На следующее утро, в первый ноябрьский день, я брел к изгибу в конце Руа-Аугуста, самой прекрасной улицы на свете. В предрассветном полумраке гладь моря казалась отлитой из серебра. С особой отчетливостью испытать, как долог месяц, — эта мысль выгнала меня из постели. В кафе я оказался первым посетителем. Когда в чашке осталось кофе на несколько глотков, я нарочно замедлил привычный ритм, в котором обычно пил. Я не знал, что мне делать, когда чашка опустеет. Он будет длинным-длинным, этот первый день ноября, если я просто останусь здесь сидеть. Но то, что я хотел понять, вовсе не было вопросом: как долог месяц при полной праздности. А чем же тогда было то, что я хотел знать?

Иногда я бываю таким тугодумом. Лишь сегодня, когда пробивается свет раннего ноября, я заметил, что вопрос, который я задал Ане, — о безвозвратности, необратимости, сожалении и скорби — был совсем не тем вопросом, который меня занимал. Корректно было бы поставить его так: отчего зависит, что мы проживаем месяц как наполненное время, наше время, а не то, которое протекает мимо нас, которое мы просто претерпеваем, которое просачивается сквозь пальцы, так что оно для нас становится потерянным, упущенным временем? Мы печалимся о нем не потому, что оно прошло, а потому что мы из него ничего не извлекли. Следовательно, вопрос должен звучать не: «долго ли длится месяц?», а: «что может человек извлечь для себя за период месяца?». Когда случается так, что у меня создается впечатление: этот месяц полностью был моим?

Так что будет неправильно, если я скажу: мне потребовался год, чтобы понять, как долог месяц. Верно будет сказать: мне потребовался год, чтобы понять, что я хотел узнать, задавая вводящий в заблуждение вопрос о том, как долго длится месяц.
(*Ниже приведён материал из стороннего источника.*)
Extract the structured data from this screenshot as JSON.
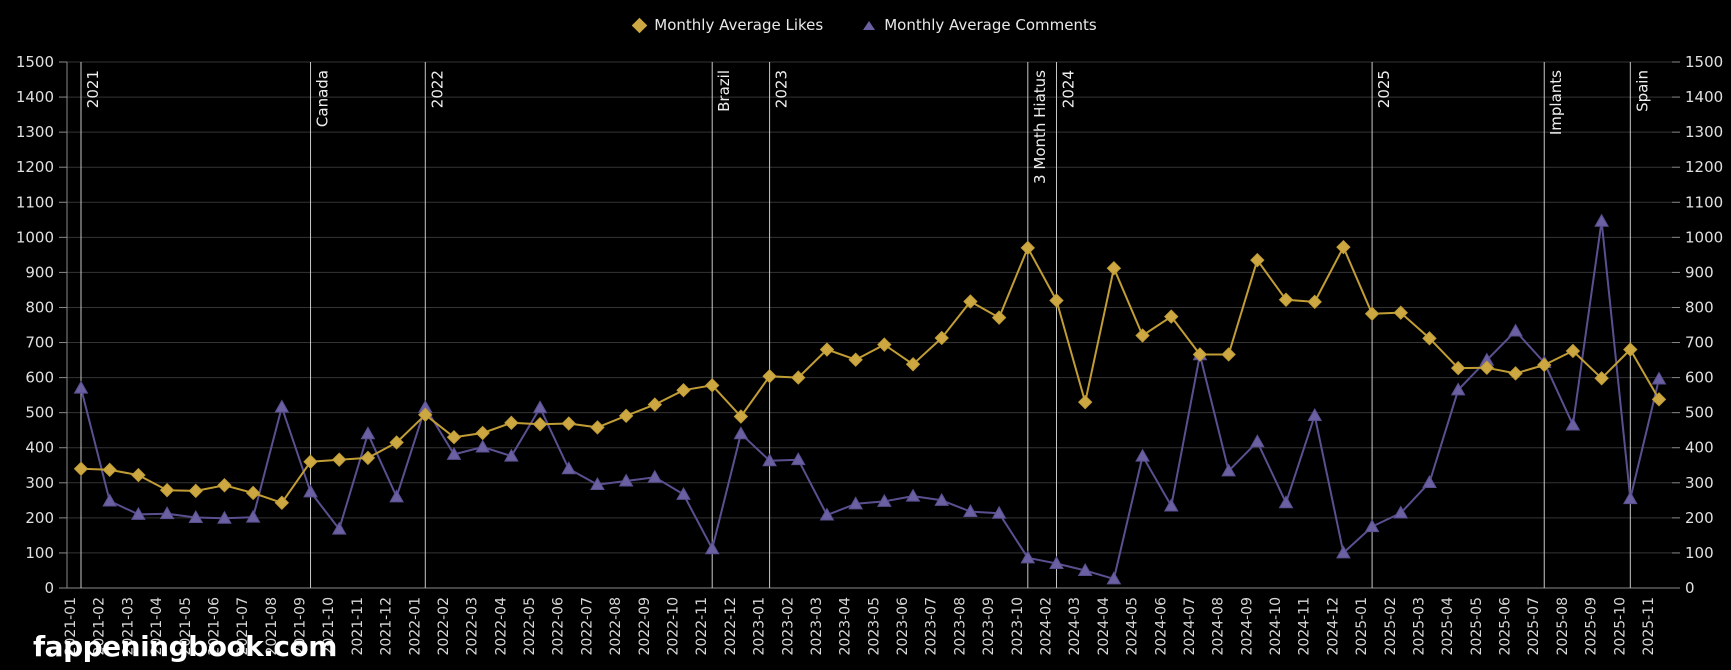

На следующий день, возвращаясь с курсов, Грегориус встретил Мариану Эсу. Когда он увидел ее, вывернувшую из-за угла и идущую ему навстречу, он мгновенно понял, почему не спешил звонить ей: он бы рассказал ей о приступах головокружения, она бы вслух размышляла, что может быть причиной, а ему этого не хотелось.

Она пригласила его зайти выпить кофе и за кофе рассказала о Жуане. «Все утро воскресенья я жду его, — говорил он о Грегориусе. — Не знаю, почему так, но ему я могу высказать все, что есть на душе. Нет, совсем снять с души тяжесть не получается, но на пару часов становится легче». Грегориус поведал об Адриане и о часах, о Хорхе и шахматном клубе, о доме Силвейры. Он чуть было не проговорился и о поездке в Берн, но в последний момент понял, что этого делать не следует.

Когда он закончил, она спросила о новых очках, а потом, прищурившись, пристально посмотрела на него:

— Вы плохо спите.

Ему вспомнилось то первое утро, когда она обследовала его, и он не хотел вставать из кресла напротив ее стола. О тщательности, с которой она делала свою работу, о внимании, которое уделила ему. Вспомнилась и совместная поездка по Тежу в Касильяш, и золотисто-красный «ассам», который он пил у нее.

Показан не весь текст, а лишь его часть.